But this is, of course, all in the realm of fantasy. Lawrence’s system would be practical, if modern society could be entirely restructured, and he is aware that this is not likely to occur anytime soon. So what are we to do in the meantime? Here we encounter some of Lawrence’s most controversial ideas, and most inflammatory prose. He writes, “men, drive your wives, beat them out of their self-consciousness and their soft smarminess and good, lovely idea of themselves. Absolutely tear their lovely opinion of themselves to tatters, and make them look a holy ridiculous sight in their own eyes.” It is this sort of thing that has made Lawrence a bête noire of feminists. Yet, in the next sentence, he adds “Wives, do the same to your husbands.” Lawrence’s intention, as always, is to destroy the ego-centredness in both husband and wife; to destroy the modern tendency for men and women to relate to each other, and to themselves, through ideas and ideals.

As a man and a husband, however, he writes primarily from that standpoint: “Fight your wife out of her own self-conscious preoccupation with herself. Batter her out of it till she’s stunned. Drive her back into her own true mode. Rip all her nice superimposed modern-woman and wonderful-creature garb off her, Reduce her once more to a naked Eve, and send the apple flying.” Does he mean any of this literally? Is he advocating that husbands beat their wives? Perhaps. Lawrence and Frieda were famous for their quarrels, which often came to blows, though the blows were struck by both. Lawrence states the purpose of such “beatings” (whether literal or figurative) as follows: “Make her yield to her own real unconscious self, and absolutely stamp on the self that she’s got in her head. Drive her forcibly back, back into her own true unconscious.”

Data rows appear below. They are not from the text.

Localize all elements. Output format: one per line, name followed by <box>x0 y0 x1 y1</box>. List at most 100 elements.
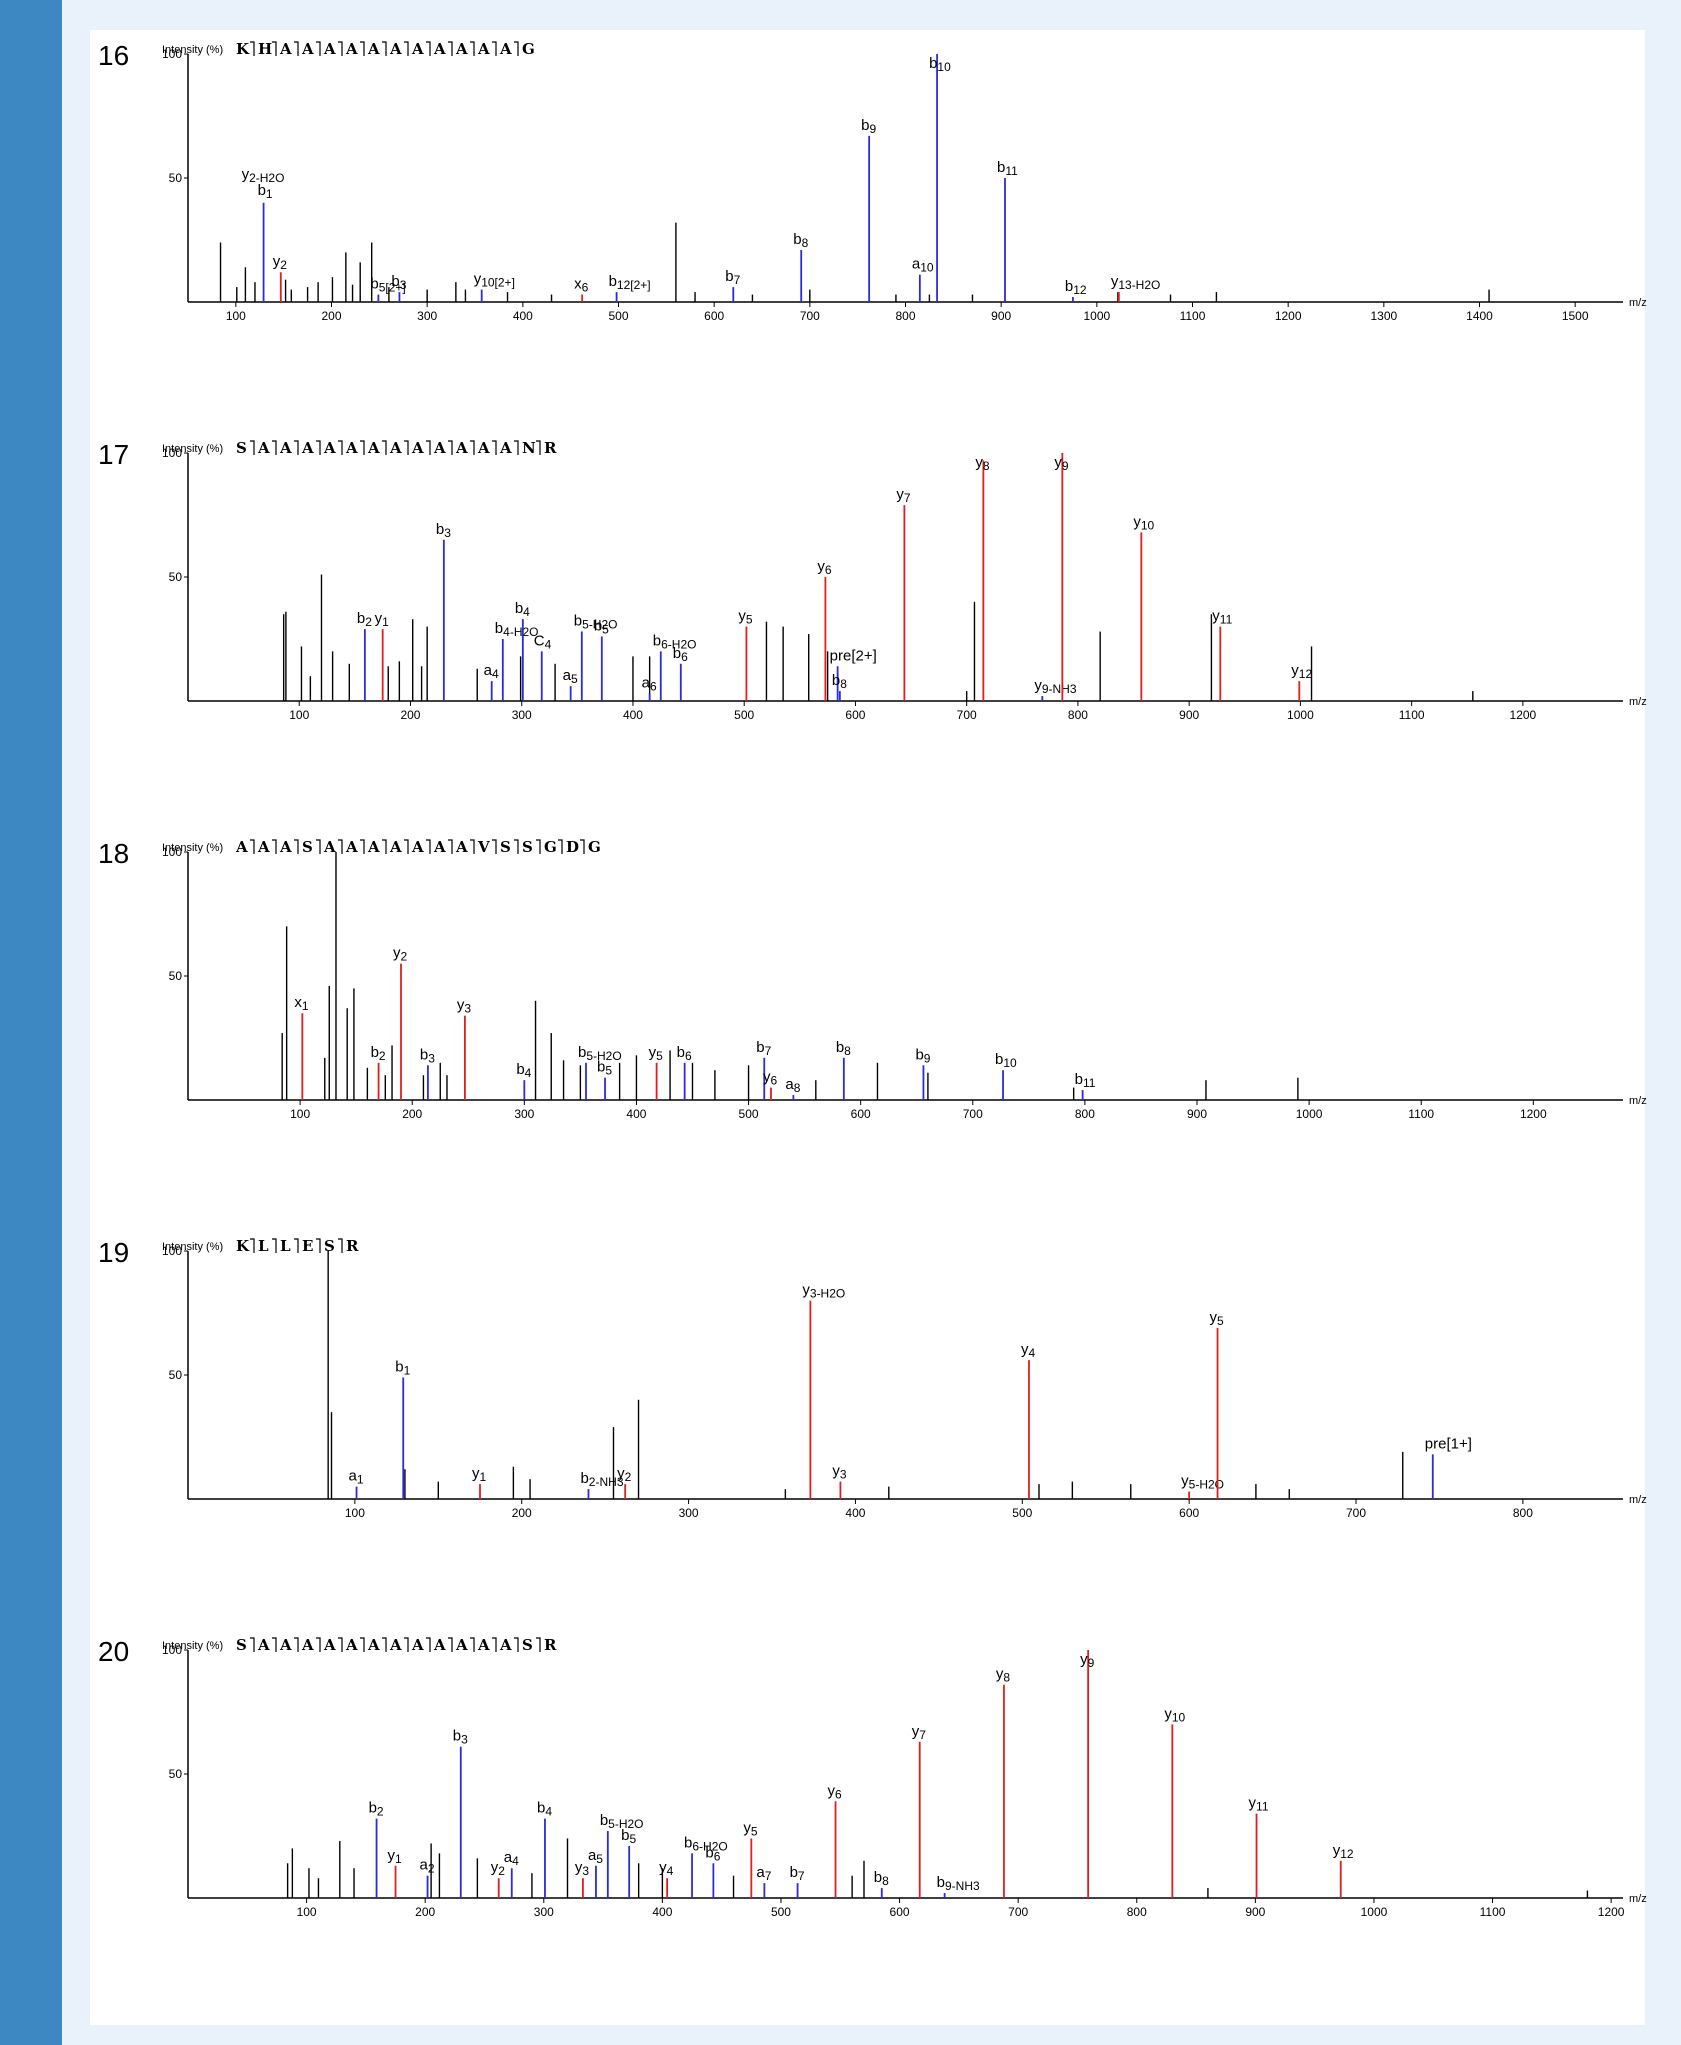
x-tick-label: 1200 <box>1520 1107 1547 1121</box>
cleavage-marker <box>426 41 431 56</box>
peak-label: y6 <box>828 1782 843 1801</box>
x-tick-label: 1100 <box>1180 309 1206 323</box>
x-tick-label: 600 <box>890 1905 910 1919</box>
sequence-residue: A <box>499 1636 512 1654</box>
peak-label: y5 <box>738 608 753 627</box>
sequence-residue: L <box>280 1237 291 1255</box>
sequence-residue: A <box>477 439 490 457</box>
peak-label: pre[2+] <box>830 647 877 664</box>
sequence-residue: A <box>477 40 490 58</box>
cleavage-marker <box>470 839 475 854</box>
cleavage-marker <box>514 41 519 56</box>
y-tick-label: 50 <box>169 570 183 584</box>
sequence-residue: A <box>345 40 358 58</box>
x-tick-label: 500 <box>739 1107 759 1121</box>
y-axis-label: Intensity (%) <box>162 443 223 455</box>
peak-label: b1 <box>395 1358 410 1377</box>
x-tick-label: 100 <box>289 708 309 722</box>
peak-label: y1 <box>472 1465 487 1484</box>
sequence-residue: A <box>367 1636 380 1654</box>
cleavage-marker <box>338 1238 343 1253</box>
x-tick-label: 600 <box>1179 1506 1199 1520</box>
peak-label: x6 <box>574 276 589 295</box>
peak-label: y5 <box>1210 1309 1225 1328</box>
sequence-residue: A <box>433 40 446 58</box>
x-axis-label: m/z <box>1629 1494 1647 1506</box>
sequence-residue: S <box>522 838 533 856</box>
peak-label: y2 <box>491 1859 506 1878</box>
sequence-residue: A <box>433 838 446 856</box>
sequence-residue: S <box>324 1237 335 1255</box>
x-tick-label: 600 <box>845 708 865 722</box>
peak-label: b1 <box>258 182 273 201</box>
cleavage-marker <box>294 41 299 56</box>
peak-label: b9 <box>915 1046 930 1065</box>
sequence-residue: A <box>345 838 358 856</box>
sequence-residue: A <box>411 40 424 58</box>
cleavage-marker <box>492 839 497 854</box>
peak-label: a1 <box>349 1468 364 1487</box>
cleavage-marker <box>316 440 321 455</box>
sequence-residue: A <box>279 439 292 457</box>
peak-label: a8 <box>785 1076 800 1095</box>
peak-label: b4 <box>537 1800 552 1819</box>
cleavage-marker <box>470 1637 475 1652</box>
x-tick-label: 500 <box>771 1905 791 1919</box>
cleavage-marker <box>250 440 255 455</box>
y-axis-label: Intensity (%) <box>162 1640 223 1652</box>
peak-label: y4 <box>1021 1341 1036 1360</box>
peak-label: b2 <box>371 1044 386 1063</box>
x-tick-label: 1000 <box>1287 708 1314 722</box>
peak-label: y11 <box>1212 608 1232 627</box>
peak-label: b6-H2O <box>684 1834 728 1853</box>
sequence-residue: R <box>346 1237 359 1255</box>
peak-label: y10[2+] <box>474 271 515 290</box>
peak-label: b5 <box>594 618 609 637</box>
peak-label: b12[2+] <box>609 273 651 292</box>
cleavage-marker <box>316 41 321 56</box>
y-axis-label: Intensity (%) <box>162 1241 223 1253</box>
peak-label: b9 <box>861 117 876 136</box>
peak-label: y9 <box>1054 454 1069 473</box>
cleavage-marker <box>294 440 299 455</box>
peak-label: y2 <box>393 945 408 964</box>
x-tick-label: 1100 <box>1399 708 1425 722</box>
peak-label: y7 <box>912 1723 927 1742</box>
peak-label: b6 <box>673 645 688 664</box>
cleavage-marker <box>338 839 343 854</box>
sequence-residue: D <box>566 838 579 856</box>
x-tick-label: 100 <box>297 1905 317 1919</box>
sequence-residue: G <box>522 40 535 58</box>
cleavage-marker <box>404 440 409 455</box>
peak-label: a5 <box>563 667 578 686</box>
cleavage-marker <box>250 839 255 854</box>
sequence-residue: A <box>367 40 380 58</box>
x-tick-label: 400 <box>845 1506 865 1520</box>
sequence-residue: A <box>279 40 292 58</box>
sequence-residue: A <box>411 838 424 856</box>
peak-label: b10 <box>995 1051 1017 1070</box>
peak-label: y4 <box>659 1859 674 1878</box>
cleavage-marker <box>404 839 409 854</box>
sequence-residue: R <box>544 439 557 457</box>
sequence-residue: A <box>257 439 270 457</box>
cleavage-marker <box>382 839 387 854</box>
cleavage-marker <box>448 1637 453 1652</box>
peak-label: b7 <box>790 1864 805 1883</box>
x-tick-label: 100 <box>345 1506 365 1520</box>
sequence-residue: S <box>522 1636 533 1654</box>
x-tick-label: 900 <box>1245 1905 1265 1919</box>
x-tick-label: 1000 <box>1361 1905 1388 1919</box>
peak-label: b2-NH3 <box>580 1470 623 1489</box>
left-accent-bar <box>0 0 62 2045</box>
cleavage-marker <box>448 839 453 854</box>
cleavage-marker <box>470 41 475 56</box>
sequence-residue: K <box>236 40 250 58</box>
panel-number: 18 <box>98 838 130 869</box>
x-tick-label: 300 <box>534 1905 554 1919</box>
peak-label: y9-NH3 <box>1034 677 1077 696</box>
x-tick-label: 200 <box>415 1905 435 1919</box>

As we have already seen, Lawrence believes that healthy relations between a man and a woman depend largely on the man’s ability to make the woman believe in him, and the purpose he has set for himself in life. Sex unites the “nighttime self” of men and women, but the daytime self can only be united, for Lawrence, through the man’s devotion to something outside the marriage, and the woman’s belief in the man. This is just the same thing as saying that what unites the lives of men and women (as opposed to their sexual natures) is the woman’s belief in the man and his purpose. And so Lawrence writes:

You’ve got to fight to make a woman believe in you as a real man, a pioneer. No man is a man unless to his woman he is a pioneer. You’ll have to fight still harder to make her yield her goal to yours: her night goal to your day goal. . . . She’ll never believe until you have your soul filled with a profound and absolutely inalterable purpose, that will yield to nothing, least of all to her. She’ll never believe until, in your soul, you are cut off and gone ahead, into the dark. . . . Ah, how good it is to come home to your wife when she believes in you and submits to your purpose that is beyond her. . . . And you feel an unfathomable gratitude to the woman who loves you and believes in your purpose and receives you into the magnificent dark gratification of her embrace. That’s what it is to have a wife.

Friends of Lawrence must have smiled when they read these words, for he was hardly giving an accurate description of his own marriage. As I have mentioned, Lawrence and Frieda frequently fell into violent quarrels, and she would often demean and humiliate him, and he her. Yet, ultimately, Frieda believed in Lawrence’s abilities and his mission in life; he knew it and derived strength from it. Those who may think that Lawrence’s prescriptions for marriage require an extraordinarily submissive and even unintelligent wife should take note of the sort of woman Lawrence himself chose.